2. Originally Posted by charikaar
u=x and v=$\displaystyle - 1/3x^2$ are two solutions of the differential equation
$\displaystyle x^2y'' + 2xy' - 2y = 0$
such that u(0)=0 and 2v(1)+v'(1)=0
solve the boundary value problem
$\displaystyle x^2y'' + 2xy' - 2y = x^2$ y(0)=0 and $\displaystyle 2y(1) + y'(1) = 0$
if u and v are solutions does that mean $\displaystyle y_1$=u and $\displaystyle y_2$=v
whats the difference between u(0)=0 and 2v(1)+v'(1)=0 and y(0)=0 and 2y(1) + y'(1) = 0
they have just replaced y=u=v.
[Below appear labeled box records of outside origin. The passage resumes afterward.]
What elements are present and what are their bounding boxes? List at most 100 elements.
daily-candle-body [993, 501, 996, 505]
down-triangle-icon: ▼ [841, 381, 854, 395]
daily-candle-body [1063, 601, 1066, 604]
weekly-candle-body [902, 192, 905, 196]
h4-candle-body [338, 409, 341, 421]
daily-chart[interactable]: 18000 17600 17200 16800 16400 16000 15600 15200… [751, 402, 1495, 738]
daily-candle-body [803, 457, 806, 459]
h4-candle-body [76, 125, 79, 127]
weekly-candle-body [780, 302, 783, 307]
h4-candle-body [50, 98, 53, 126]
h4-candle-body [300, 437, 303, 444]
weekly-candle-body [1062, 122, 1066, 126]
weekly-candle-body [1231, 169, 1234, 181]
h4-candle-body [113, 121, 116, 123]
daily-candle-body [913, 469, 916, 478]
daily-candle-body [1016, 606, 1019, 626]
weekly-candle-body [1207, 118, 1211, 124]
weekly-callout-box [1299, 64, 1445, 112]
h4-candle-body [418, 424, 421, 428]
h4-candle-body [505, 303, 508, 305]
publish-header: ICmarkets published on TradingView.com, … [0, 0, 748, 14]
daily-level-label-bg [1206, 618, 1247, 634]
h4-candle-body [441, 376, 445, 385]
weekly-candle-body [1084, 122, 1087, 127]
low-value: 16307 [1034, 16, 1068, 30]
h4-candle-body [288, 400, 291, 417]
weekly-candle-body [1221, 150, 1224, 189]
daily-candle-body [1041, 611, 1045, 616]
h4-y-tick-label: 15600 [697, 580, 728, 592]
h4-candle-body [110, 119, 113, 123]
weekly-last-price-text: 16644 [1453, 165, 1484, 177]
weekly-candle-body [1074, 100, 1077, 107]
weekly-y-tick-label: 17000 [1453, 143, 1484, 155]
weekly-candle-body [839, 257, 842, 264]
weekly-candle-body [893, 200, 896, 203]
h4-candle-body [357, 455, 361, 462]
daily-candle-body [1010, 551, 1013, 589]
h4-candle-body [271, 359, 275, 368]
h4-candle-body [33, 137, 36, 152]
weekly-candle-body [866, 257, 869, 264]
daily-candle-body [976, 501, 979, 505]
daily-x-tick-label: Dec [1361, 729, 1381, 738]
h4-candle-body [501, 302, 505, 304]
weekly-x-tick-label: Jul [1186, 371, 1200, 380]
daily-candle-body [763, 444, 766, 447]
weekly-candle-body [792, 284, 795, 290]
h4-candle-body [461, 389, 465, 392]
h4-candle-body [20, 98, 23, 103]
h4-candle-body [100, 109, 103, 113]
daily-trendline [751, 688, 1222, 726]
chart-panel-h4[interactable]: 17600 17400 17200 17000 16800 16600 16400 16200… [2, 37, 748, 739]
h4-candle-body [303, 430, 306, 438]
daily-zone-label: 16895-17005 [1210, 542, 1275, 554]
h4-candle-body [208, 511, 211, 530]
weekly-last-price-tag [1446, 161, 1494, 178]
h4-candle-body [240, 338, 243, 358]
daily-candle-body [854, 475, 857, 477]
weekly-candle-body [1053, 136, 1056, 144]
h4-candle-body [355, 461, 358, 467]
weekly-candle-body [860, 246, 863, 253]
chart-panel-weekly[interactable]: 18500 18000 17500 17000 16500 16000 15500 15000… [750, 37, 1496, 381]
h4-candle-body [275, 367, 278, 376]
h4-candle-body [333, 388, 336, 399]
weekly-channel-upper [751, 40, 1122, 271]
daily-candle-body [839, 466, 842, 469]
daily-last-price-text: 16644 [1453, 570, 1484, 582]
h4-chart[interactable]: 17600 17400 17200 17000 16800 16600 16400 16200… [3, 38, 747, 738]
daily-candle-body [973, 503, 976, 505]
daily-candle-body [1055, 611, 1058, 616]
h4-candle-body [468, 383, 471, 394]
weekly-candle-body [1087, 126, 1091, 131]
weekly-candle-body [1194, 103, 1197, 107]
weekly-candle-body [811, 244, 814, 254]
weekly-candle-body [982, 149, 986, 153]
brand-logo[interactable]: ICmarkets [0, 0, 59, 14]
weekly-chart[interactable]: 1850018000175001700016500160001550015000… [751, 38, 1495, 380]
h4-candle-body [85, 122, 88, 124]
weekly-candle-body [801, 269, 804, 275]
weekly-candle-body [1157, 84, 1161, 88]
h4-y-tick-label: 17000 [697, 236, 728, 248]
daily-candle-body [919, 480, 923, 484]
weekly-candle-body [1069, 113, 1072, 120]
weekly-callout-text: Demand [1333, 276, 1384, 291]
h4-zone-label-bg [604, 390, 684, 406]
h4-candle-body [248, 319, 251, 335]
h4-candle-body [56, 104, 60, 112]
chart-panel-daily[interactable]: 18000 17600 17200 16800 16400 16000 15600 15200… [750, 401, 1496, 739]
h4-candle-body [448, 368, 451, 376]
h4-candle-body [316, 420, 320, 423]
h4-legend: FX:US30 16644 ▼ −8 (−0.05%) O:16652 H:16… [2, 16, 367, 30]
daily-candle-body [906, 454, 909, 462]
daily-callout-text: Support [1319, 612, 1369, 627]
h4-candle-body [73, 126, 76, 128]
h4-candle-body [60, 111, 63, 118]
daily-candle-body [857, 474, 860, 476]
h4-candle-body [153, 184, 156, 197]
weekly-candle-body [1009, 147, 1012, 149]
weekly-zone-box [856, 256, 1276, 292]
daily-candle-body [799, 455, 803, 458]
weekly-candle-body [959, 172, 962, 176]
I will be able to solve this using green's function once I know what are $\displaystyle y_1$ and $\displaystyle y_2$ equal to?
Thanks for any help
I think you should have written the two particular solutions as:

$\displaystyle y_1=x$

$\displaystyle y_2=-1/3 \frac{1}{x^2}$

It's not hard to use reduction of order with $\displaystyle y_1$ to obtain the general solution of the non-homogeneous equation:

$\displaystyle y(x)=c_1 \frac{1}{x^2}+c_2 x+1/4 x^2$

Not sure though what you wish to do with the boundary information you gave.